JPMorgan raised its price target for Dell Technologies to $280 [1] from a previous target of $205 [2].
The move signals growing confidence in the hardware sector's ability to capitalize on the artificial intelligence boom. As enterprises shift toward AI-integrated infrastructure, the ability of server manufacturers to manage component costs and scale production becomes a critical indicator of market health.
JPMorgan maintained an Overweight rating [3] for the company. The firm said the adjustment follows a shift in the economic landscape for hardware components, specifically noting that memory-cost headwinds have eased [1]. This reduction in cost pressure allows for better margins as the company expands its footprint in the high-growth AI sector.
Analysts at the firm said the performance of Dell's AI server franchise is a highlight. The research indicates that the franchise continues to scale [1], reflecting a steady increase in demand for the specialized hardware required to run large-scale AI models.
This bullish outlook comes as Wall Street monitors the broader trend of AI infrastructure spending. The shift from general-purpose servers to AI-optimized hardware represents a significant transition in how data centers are built and managed, a transition that JPMorgan believes Dell is well-positioned to lead.
By increasing the target price by $75 [1, 2], the firm suggests that the previous valuation did not fully account for the current trajectory of AI server adoption or the stabilization of the memory market.

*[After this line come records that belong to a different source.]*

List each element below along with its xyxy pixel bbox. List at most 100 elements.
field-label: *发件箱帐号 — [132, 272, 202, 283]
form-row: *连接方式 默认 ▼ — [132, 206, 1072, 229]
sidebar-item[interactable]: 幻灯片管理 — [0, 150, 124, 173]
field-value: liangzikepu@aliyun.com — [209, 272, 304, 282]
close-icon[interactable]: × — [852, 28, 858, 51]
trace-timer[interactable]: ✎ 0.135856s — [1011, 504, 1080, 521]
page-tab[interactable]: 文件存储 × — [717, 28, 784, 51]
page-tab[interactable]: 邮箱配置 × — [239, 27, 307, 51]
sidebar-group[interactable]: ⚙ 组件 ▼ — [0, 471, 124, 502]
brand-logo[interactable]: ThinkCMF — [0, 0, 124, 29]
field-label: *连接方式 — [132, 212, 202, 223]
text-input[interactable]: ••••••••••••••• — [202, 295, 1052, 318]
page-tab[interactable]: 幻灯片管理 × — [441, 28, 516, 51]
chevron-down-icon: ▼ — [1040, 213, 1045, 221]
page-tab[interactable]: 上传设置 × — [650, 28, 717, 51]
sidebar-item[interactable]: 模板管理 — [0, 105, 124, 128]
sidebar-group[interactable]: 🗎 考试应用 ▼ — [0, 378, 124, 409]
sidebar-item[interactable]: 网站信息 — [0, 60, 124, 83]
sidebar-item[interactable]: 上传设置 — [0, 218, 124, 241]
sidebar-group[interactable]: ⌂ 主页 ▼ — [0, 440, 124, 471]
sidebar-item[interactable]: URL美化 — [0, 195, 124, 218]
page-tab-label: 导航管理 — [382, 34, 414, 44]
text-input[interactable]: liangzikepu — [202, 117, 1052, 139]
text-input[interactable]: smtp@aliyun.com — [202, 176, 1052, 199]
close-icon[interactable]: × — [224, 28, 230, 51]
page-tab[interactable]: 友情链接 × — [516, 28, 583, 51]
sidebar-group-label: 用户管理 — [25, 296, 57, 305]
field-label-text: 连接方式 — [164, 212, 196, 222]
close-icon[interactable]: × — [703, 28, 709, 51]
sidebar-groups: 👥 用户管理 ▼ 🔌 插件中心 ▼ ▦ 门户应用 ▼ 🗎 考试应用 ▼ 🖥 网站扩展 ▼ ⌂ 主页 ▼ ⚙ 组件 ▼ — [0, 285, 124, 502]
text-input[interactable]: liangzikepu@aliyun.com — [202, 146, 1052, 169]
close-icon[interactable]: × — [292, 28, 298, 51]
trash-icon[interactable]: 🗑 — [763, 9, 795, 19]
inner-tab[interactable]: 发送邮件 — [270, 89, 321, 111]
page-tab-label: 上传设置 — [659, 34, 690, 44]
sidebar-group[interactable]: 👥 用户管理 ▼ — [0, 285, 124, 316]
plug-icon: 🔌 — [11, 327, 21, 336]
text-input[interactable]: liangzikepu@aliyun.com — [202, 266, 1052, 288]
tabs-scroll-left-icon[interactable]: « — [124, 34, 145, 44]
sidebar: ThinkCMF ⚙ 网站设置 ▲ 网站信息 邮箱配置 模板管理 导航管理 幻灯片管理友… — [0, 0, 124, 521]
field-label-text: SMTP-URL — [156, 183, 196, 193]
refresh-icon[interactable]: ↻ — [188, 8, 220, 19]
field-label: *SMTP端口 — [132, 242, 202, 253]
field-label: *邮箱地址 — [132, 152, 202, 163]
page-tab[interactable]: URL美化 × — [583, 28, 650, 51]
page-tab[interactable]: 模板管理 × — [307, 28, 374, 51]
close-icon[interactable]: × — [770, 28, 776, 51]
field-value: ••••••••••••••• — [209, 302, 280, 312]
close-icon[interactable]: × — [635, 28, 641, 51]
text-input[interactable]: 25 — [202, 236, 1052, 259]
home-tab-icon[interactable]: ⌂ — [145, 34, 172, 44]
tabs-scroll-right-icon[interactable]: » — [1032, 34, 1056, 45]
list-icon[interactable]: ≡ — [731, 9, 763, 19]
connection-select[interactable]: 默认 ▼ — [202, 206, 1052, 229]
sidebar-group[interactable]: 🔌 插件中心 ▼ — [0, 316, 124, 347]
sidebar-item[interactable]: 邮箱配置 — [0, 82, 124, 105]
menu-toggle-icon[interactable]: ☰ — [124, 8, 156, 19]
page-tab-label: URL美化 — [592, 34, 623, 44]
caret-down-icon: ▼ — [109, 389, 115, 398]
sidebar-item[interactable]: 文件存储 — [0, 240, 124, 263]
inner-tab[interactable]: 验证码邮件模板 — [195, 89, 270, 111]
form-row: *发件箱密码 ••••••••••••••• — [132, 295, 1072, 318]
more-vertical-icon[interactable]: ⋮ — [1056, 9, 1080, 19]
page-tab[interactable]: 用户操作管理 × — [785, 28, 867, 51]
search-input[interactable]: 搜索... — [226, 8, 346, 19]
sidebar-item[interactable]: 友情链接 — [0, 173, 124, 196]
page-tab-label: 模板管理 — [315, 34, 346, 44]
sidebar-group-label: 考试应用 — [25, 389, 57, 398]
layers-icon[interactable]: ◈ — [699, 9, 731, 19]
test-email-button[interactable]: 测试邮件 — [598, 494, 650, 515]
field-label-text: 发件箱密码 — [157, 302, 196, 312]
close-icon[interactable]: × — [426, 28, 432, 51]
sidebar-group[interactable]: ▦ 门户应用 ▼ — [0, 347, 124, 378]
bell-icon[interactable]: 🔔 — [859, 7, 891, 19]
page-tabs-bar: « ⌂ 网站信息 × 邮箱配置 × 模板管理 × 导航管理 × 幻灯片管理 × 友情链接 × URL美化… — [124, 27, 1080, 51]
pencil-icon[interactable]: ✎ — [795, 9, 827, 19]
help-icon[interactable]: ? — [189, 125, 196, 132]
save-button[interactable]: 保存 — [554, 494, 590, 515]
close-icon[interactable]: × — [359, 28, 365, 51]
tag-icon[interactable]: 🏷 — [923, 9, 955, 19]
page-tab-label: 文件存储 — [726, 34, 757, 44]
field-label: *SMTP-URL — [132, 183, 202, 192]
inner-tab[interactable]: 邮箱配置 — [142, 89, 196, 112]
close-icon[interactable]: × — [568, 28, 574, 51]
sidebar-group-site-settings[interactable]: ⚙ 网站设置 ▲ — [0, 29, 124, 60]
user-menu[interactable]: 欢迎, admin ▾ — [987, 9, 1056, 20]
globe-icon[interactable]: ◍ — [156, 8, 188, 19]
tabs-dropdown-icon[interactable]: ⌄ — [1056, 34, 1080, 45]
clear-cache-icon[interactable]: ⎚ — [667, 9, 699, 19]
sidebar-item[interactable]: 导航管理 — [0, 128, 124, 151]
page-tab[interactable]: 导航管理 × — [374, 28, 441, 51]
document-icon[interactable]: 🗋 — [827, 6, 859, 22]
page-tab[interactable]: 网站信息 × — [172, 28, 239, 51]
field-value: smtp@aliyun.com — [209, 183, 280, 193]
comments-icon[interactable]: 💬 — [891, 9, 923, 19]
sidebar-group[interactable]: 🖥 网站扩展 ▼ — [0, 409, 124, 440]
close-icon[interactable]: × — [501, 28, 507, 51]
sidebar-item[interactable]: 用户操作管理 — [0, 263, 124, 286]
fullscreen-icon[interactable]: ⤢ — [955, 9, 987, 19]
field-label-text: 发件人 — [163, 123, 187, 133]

“JPMorgan raised its price target for Dell Technologies to $280”
This price target hike reflects a broader market shift where AI-driven demand is now outweighing the volatility of component pricing. By focusing on the 'scaling' of the AI server franchise, JPMorgan is signaling that the initial hype phase of AI has transitioned into a tangible procurement phase, where hardware providers can realize sustained growth through infrastructure deployment.